Soma’da Türkiye Kömür İşletmeleri’nin ocağında çalışan işçilerle özel sektörde çalışanlar arasında ne gibi farklar var?
Dağlar kadar fark var. Onlar açık ocakta çalışmasına karşın maaşları bizden yüksek. Üç ayda bir ikramiyeleri var. Tatil hakları, sosyal hakları yüksek… Bugün onlar emekli olduğunda 2-3 bin emekli maaşı alırken, biz 1400 alıyoruz. Onlar bir de madene girmiyor, açık ocak.
Üyelerinizden aidat alıyor musunuz?
Toplu sözleşme yaptığımızda alacağız. Şu an Türk Maden-İş her ay bir günlük yevmiyenin yüzde 80’ini alıyor, biz yüzde 50’sini alacağız. Bunları kendi aramızda tartışıyoruz. Türk-İş’teki gibi kesilen aidatı sendikaya lüks araba almak için falan kullanmayacağız. İşçilerin belirlediği şekilde işçiler için harcayacağız, mesela çocuklarının okul masrafları için veya ev ihtiyacı için. Buna da kendilerinin yönettiği bir sistemde hep beraber karar verecekler.
Türkiye’nin ekonomisi kötüye gidiyor, cumhurbaşkanı “Onların doları varsa bizim Allah’ımız var” diyor. Siz ne düşünüyorsunuz?

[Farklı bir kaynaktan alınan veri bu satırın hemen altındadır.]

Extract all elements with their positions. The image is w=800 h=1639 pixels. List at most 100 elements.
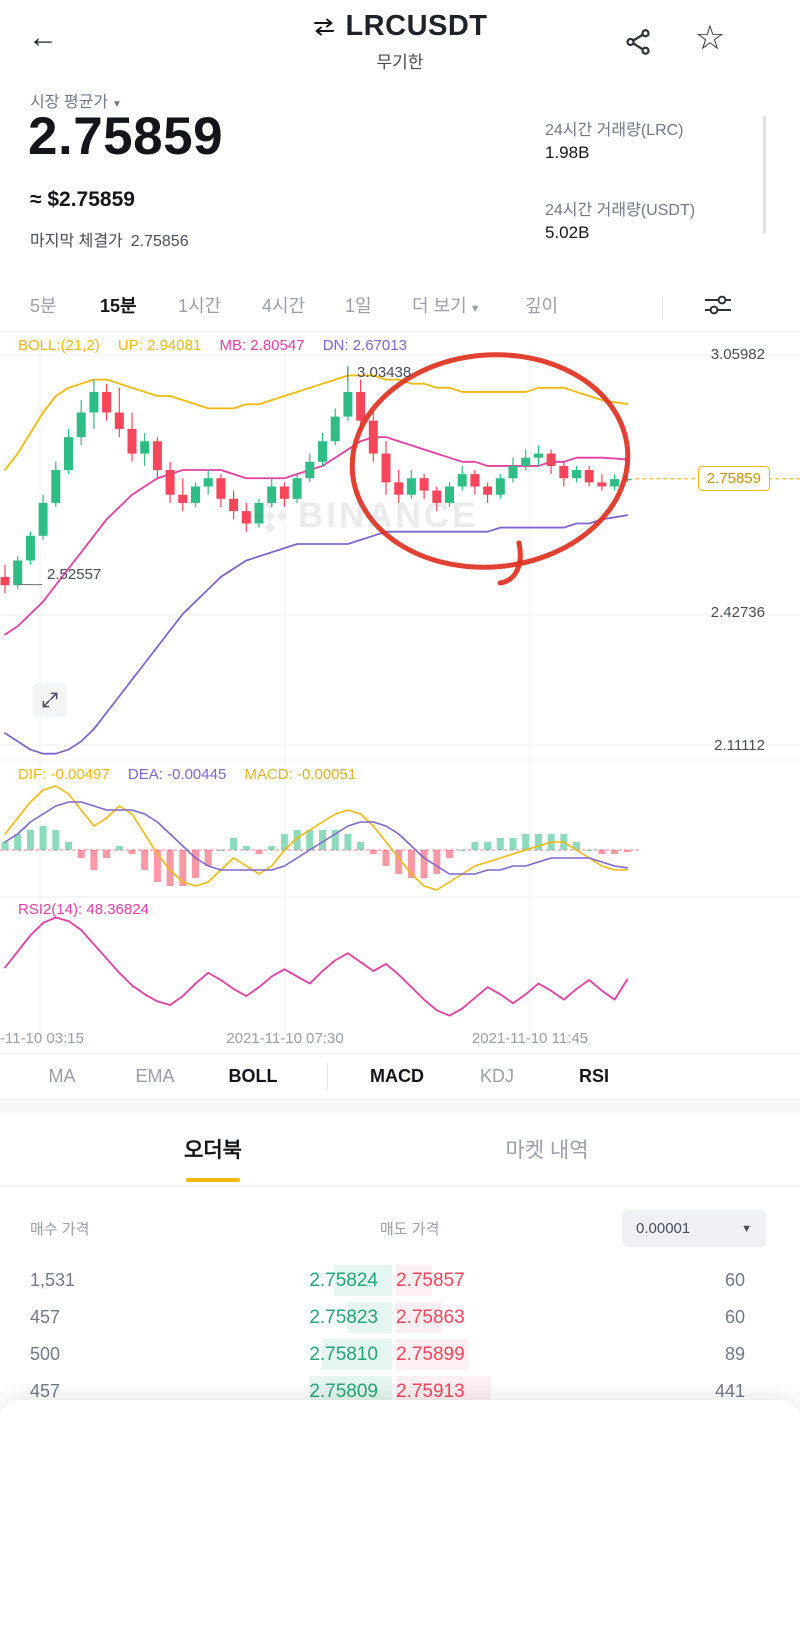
tab-15min[interactable]: 15분 (100, 296, 137, 316)
tab-5min[interactable]: 5분 (30, 296, 57, 316)
macd-value: MACD: -0.00051 (244, 766, 357, 783)
more-label: 더 보기 (412, 296, 467, 316)
x-axis-label-3: 2021-11-10 11:45 (471, 1030, 589, 1047)
tab-market-history[interactable]: 마켓 내역 (505, 1139, 589, 1162)
tab-orderbook[interactable]: 오더북 (184, 1139, 242, 1162)
binance-watermark: BINANCE (252, 496, 478, 536)
sliders-icon (705, 295, 731, 314)
divider (327, 1063, 328, 1090)
binance-logo-icon (253, 499, 287, 533)
volume-usdt-label: 24시간 거래량(USDT) (545, 202, 696, 219)
tab-more[interactable]: 더 보기 ▼ (412, 292, 481, 318)
section-separator (0, 1101, 800, 1113)
sell-quantity: 60 (724, 1307, 745, 1327)
share-icon (626, 28, 650, 55)
rsi-legend: RSI2(14): 48.36824 (18, 901, 163, 918)
indicator-tab-rsi[interactable]: RSI (578, 1066, 610, 1086)
sell-depth-bar (396, 1265, 432, 1296)
back-arrow-icon: ← (28, 21, 58, 54)
sell-price[interactable]: 2.75913 (396, 1381, 465, 1402)
volume-usdt-value: 5.02B (545, 223, 590, 242)
y-axis-label-high: 3.05982 (708, 346, 767, 363)
orderbook-row: 1,531 2.75824 2.75857 60 (0, 1262, 800, 1299)
boll-period-label: BOLL:(21,2) (18, 337, 100, 354)
sell-price-header: 매도 가격 (380, 1221, 440, 1238)
buy-price-header: 매수 가격 (30, 1221, 90, 1238)
x-axis-label-1: -11-10 03:15 (0, 1030, 84, 1047)
mark-price-label: 시장 평균가 (30, 94, 109, 111)
sell-price[interactable]: 2.75899 (396, 1344, 465, 1365)
buy-price[interactable]: 2.75824 (309, 1270, 378, 1291)
boll-legend: BOLL:(21,2) UP: 2.94081 MB: 2.80547 DN: … (18, 337, 421, 354)
x-axis-label-2: 2021-11-10 07:30 (226, 1030, 344, 1047)
indicator-tab-ema[interactable]: EMA (135, 1066, 175, 1086)
active-tab-underline (186, 1178, 240, 1182)
sell-depth-bar (396, 1302, 442, 1333)
swap-pair-icon (314, 18, 335, 35)
last-price-tag: 2.75859 (697, 466, 770, 491)
volume-lrc-label: 24시간 거래량(LRC) (545, 122, 684, 139)
tab-1hour[interactable]: 1시간 (178, 296, 222, 316)
chart-settings-button[interactable] (700, 292, 736, 320)
rsi-value: RSI2(14): 48.36824 (18, 901, 149, 918)
orderbook-row: 457 2.75823 2.75863 60 (0, 1299, 800, 1336)
price-chart[interactable] (0, 335, 800, 1040)
y-axis-label-mid: 2.42736 (708, 604, 767, 621)
buy-price[interactable]: 2.75809 (309, 1381, 378, 1402)
symbol-title-block[interactable]: LRCUSDT 무기한 (0, 10, 800, 73)
buy-depth-bar (322, 1339, 392, 1370)
sell-price[interactable]: 2.75857 (396, 1270, 465, 1291)
sell-price[interactable]: 2.75863 (396, 1307, 465, 1328)
indicator-tab-bar (0, 1053, 800, 1100)
buy-depth-bar (348, 1302, 392, 1333)
sell-depth-bar (396, 1339, 468, 1370)
sell-quantity: 441 (714, 1381, 745, 1401)
fullscreen-chart-button[interactable] (33, 683, 67, 717)
indicator-tab-ma[interactable]: MA (48, 1066, 76, 1086)
watermark-text: BINANCE (298, 496, 479, 535)
favorite-button[interactable]: ☆ (688, 16, 732, 60)
buy-depth-bar (334, 1265, 392, 1296)
divider (662, 296, 663, 320)
fiat-equivalent: ≈ $2.75859 (30, 188, 135, 211)
precision-dropdown[interactable]: 0.00001 ▼ (622, 1210, 766, 1247)
indicator-tab-boll[interactable]: BOLL (228, 1066, 278, 1086)
scroll-indicator (763, 116, 766, 234)
mark-price-selector[interactable]: 시장 평균가 ▼ (30, 88, 122, 112)
sell-quantity: 89 (724, 1344, 745, 1364)
indicator-tab-kdj[interactable]: KDJ (479, 1066, 515, 1086)
buy-price[interactable]: 2.75810 (309, 1344, 378, 1365)
boll-lower-value: DN: 2.67013 (322, 337, 407, 354)
share-button[interactable] (620, 26, 656, 60)
back-button[interactable]: ← (28, 18, 68, 58)
tab-4hour[interactable]: 4시간 (262, 296, 306, 316)
tab-1day[interactable]: 1일 (345, 296, 372, 316)
high-annotation: 3.03438 (357, 364, 412, 381)
chevron-down-icon: ▼ (469, 303, 481, 315)
buy-price[interactable]: 2.75823 (309, 1307, 378, 1328)
indicator-tab-macd[interactable]: MACD (370, 1066, 424, 1086)
orderbook-tab-bar (0, 1113, 800, 1186)
mark-price-value: 2.75859 (28, 107, 224, 166)
star-icon: ☆ (694, 19, 726, 57)
last-price-value: 2.75856 (130, 233, 189, 250)
symbol-title: LRCUSDT (345, 10, 488, 42)
sell-quantity: 60 (724, 1270, 745, 1290)
orderbook-row: 500 2.75810 2.75899 89 (0, 1336, 800, 1373)
buy-quantity: 1,531 (30, 1270, 76, 1290)
buy-quantity: 457 (30, 1381, 61, 1401)
dif-value: DIF: -0.00497 (18, 766, 110, 783)
y-axis-label-low: 2.11112 (712, 737, 767, 754)
volume-lrc-value: 1.98B (545, 143, 590, 162)
chevron-down-icon: ▼ (112, 99, 122, 110)
buy-quantity: 500 (30, 1344, 61, 1364)
last-price-label: 마지막 체결가 (30, 233, 123, 250)
macd-legend: DIF: -0.00497 DEA: -0.00445 MACD: -0.000… (18, 766, 370, 783)
boll-middle-value: MB: 2.80547 (219, 337, 305, 354)
precision-value: 0.00001 (636, 1220, 691, 1237)
tab-depth[interactable]: 깊이 (525, 296, 559, 316)
boll-upper-value: UP: 2.94081 (117, 337, 202, 354)
chevron-down-icon: ▼ (741, 1222, 752, 1235)
last-traded-price: 마지막 체결가 2.75856 (30, 227, 189, 251)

Mazotun kaç lira olduğunu gördük. 150 liraya aldığımız 15 kiloluk yağ tenekesi 170 lira oldu. Almanya’dan, Katar’dan, Rusya’dan, diğer ülkelerden yardım alıyorlar. Bunlara ne vaat ediliyor da alınıyor? Açıklanmıyor. “Yanımızdalar” deniyor. ABD de senin yanındaydı. Ne oldu sonunda? Borcumuz daha da çoğaldı. Türkiye’nin parça parça satılması başlayacak. Bugün Soma’da hepimizin almış olduğu ev, araba bize mi ait, bankaya mı ait? Bunların hepsi banka kredisiyle alındı. Hepimiz köleleştirilmiş, yoksullaştırılmış haldeyiz. Dinci, imancı insanlar haline şükretmekle işlerin düzeleceğini düşünüyor. Defalarca arkadaşlarıma da söyledim: Bizim işyerinde, ocağın ağzına girerken, tabelada “Temenni etmekle kazalar önlenmez” yazıyor. Yani Allah’a dua ederek kazalar önlenmez diyor. Yani bilincinde ol, tedbirini al! O zaman daha sağlam olursun.